2
votes

I have a cloud run service which will run upto 60 minutes.The pubsub is the trigger point for execution of cloud run service. pubsub configuration for Retry policy is set to max (600s).

Now when a message is published from pubsub, cloud run starts executing, as the complete execution takes around 60 minutes to complete, but the pubsub message after 600s starts to retry again as it doesn't received any acknowledge from cloud run and again causing cloud run service executing again and again.

How to handle the pubsub retry here so that cloud run will not execute again and again because of retrying.

2

2 Answers

1
votes

I was thinking to use Cloud Tasks, or Cloud Workflows as a proxy for your long running Cloud Run. Unfortunately both services have max timeout of 1800s (30minutes). By the way upcoming callback feature of Cloud Workflows will have 12h timeout. In the meantime I would create a proxy as Cloud Function triggered by PubSub message that will be immediately acknowledged, and the function will call your Cloud Run in async with the PubSub message and return right away.

0
votes

With push subscriptions, such as what you'd use with a Cloud Run service, the maximum ack deadline for a message is indeed 600s. If using pull, one can call ModifyAckDeadline to extend the deadline for a message. In fact, the client libraries for Cloud Pub/Sub do this automatically for up to a configured amount of time (default is 60m).

There is not going to be a way to extend the deadline if using a push subscription. Therefore, your options are:

  1. Switch to a pull subscription. You could potentially do this via Cloud Run, though it would not be the best fit. More likely, you want to spin up a job in an environment that can keep it running without any kind of trigger, e.g., GKE. If you switch to pull, you can extend the ack deadline, though note that duplicates are still possible, even if the ack deadline has not expired or the message has already been acknowledged. They should be rare, but you still have to account for it.

  2. When you receive the message, persist it somewhere, either on disk or in a database, and then acknowledge the message once persisted. Once you are actually done processing the message an hour later, you remove it from this persistent storage.
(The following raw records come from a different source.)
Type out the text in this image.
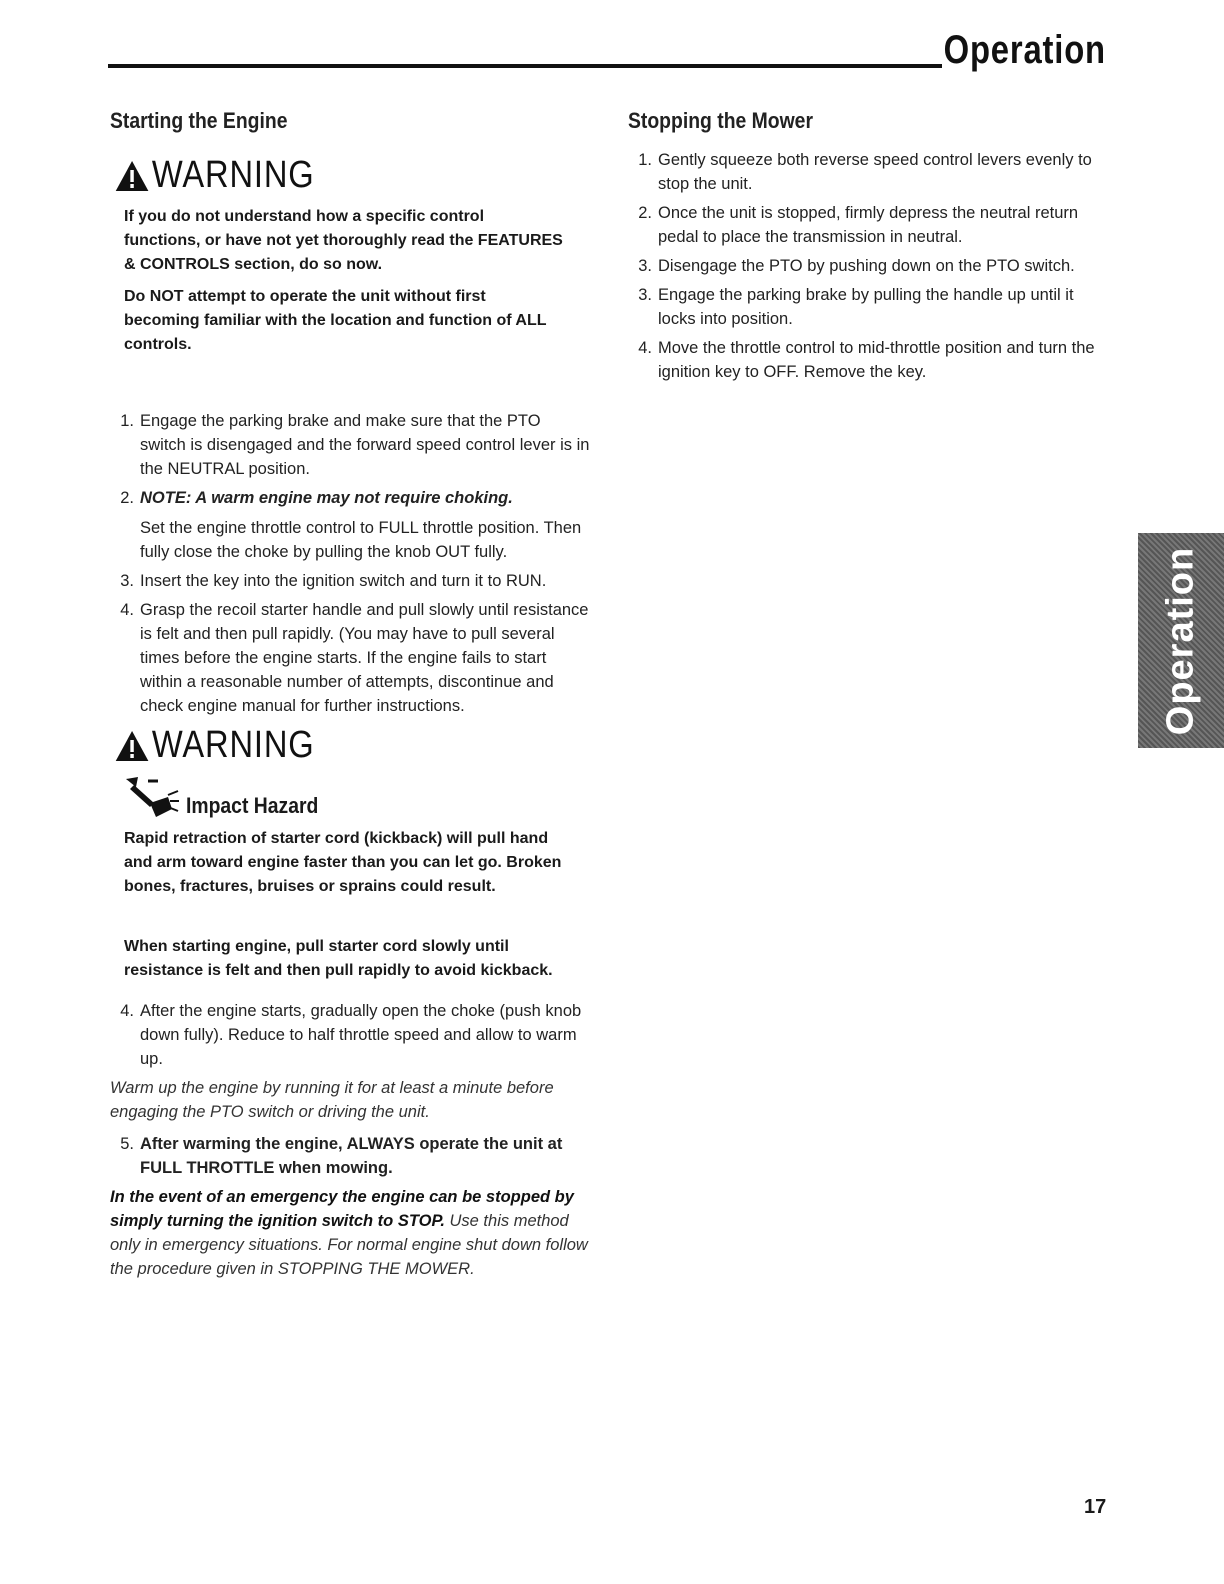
Operation
Starting the Engine
WARNING

If you do not understand how a specific control functions, or have not yet thoroughly read the FEATURES & CONTROLS section, do so now.

Do NOT attempt to operate the unit without first becoming familiar with the location and function of ALL controls.

1. Engage the parking brake and make sure that the PTO switch is disengaged and the forward speed control lever is in the NEUTRAL position.
2. NOTE: A warm engine may not require choking.

Set the engine throttle control to FULL throttle position. Then fully close the choke by pulling the knob OUT fully.

3. Insert the key into the ignition switch and turn it to RUN.
4. Grasp the recoil starter handle and pull slowly until resistance is felt and then pull rapidly. (You may have to pull several times before the engine starts. If the engine fails to start within a reasonable number of attempts, discontinue and check engine manual for further instructions.
WARNING
Impact Hazard

Rapid retraction of starter cord (kickback) will pull hand and arm toward engine faster than you can let go. Broken bones, fractures, bruises or sprains could result.

When starting engine, pull starter cord slowly until resistance is felt and then pull rapidly to avoid kickback.

4. After the engine starts, gradually open the choke (push knob down fully). Reduce to half throttle speed and allow to warm up.

Warm up the engine by running it for at least a minute before engaging the PTO switch or driving the unit.

5. After warming the engine, ALWAYS operate the unit at FULL THROTTLE when mowing.

In the event of an emergency the engine can be stopped by simply turning the ignition switch to STOP. Use this method only in emergency situations. For normal engine shut down follow the procedure given in STOPPING THE MOWER.

Stopping the Mower
1. Gently squeeze both reverse speed control levers evenly to stop the unit.
2. Once the unit is stopped, firmly depress the neutral return pedal to place the transmission in neutral.
3. Disengage the PTO by pushing down on the PTO switch.
3. Engage the parking brake by pulling the handle up until it locks into position.
4. Move the throttle control to mid-throttle position and turn the ignition key to OFF. Remove the key.
Operation
17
Of course, you could just persist the message instead of publishing it via Pub/Sub and rely on the persistence layer's notifications mechanisms to learn of the new message. For example, if you write to GCS, you could use Cloud Storage notifications via Pub/Sub. In this case, you probably want to have some periodic read from your storage to see if there are any messages that have not been processed for some period of time and if so, reprocess them. For example, if you write with the message the time at which processing started and if more than some amount of time has passed since then and the message is still present, you could start the processing over again.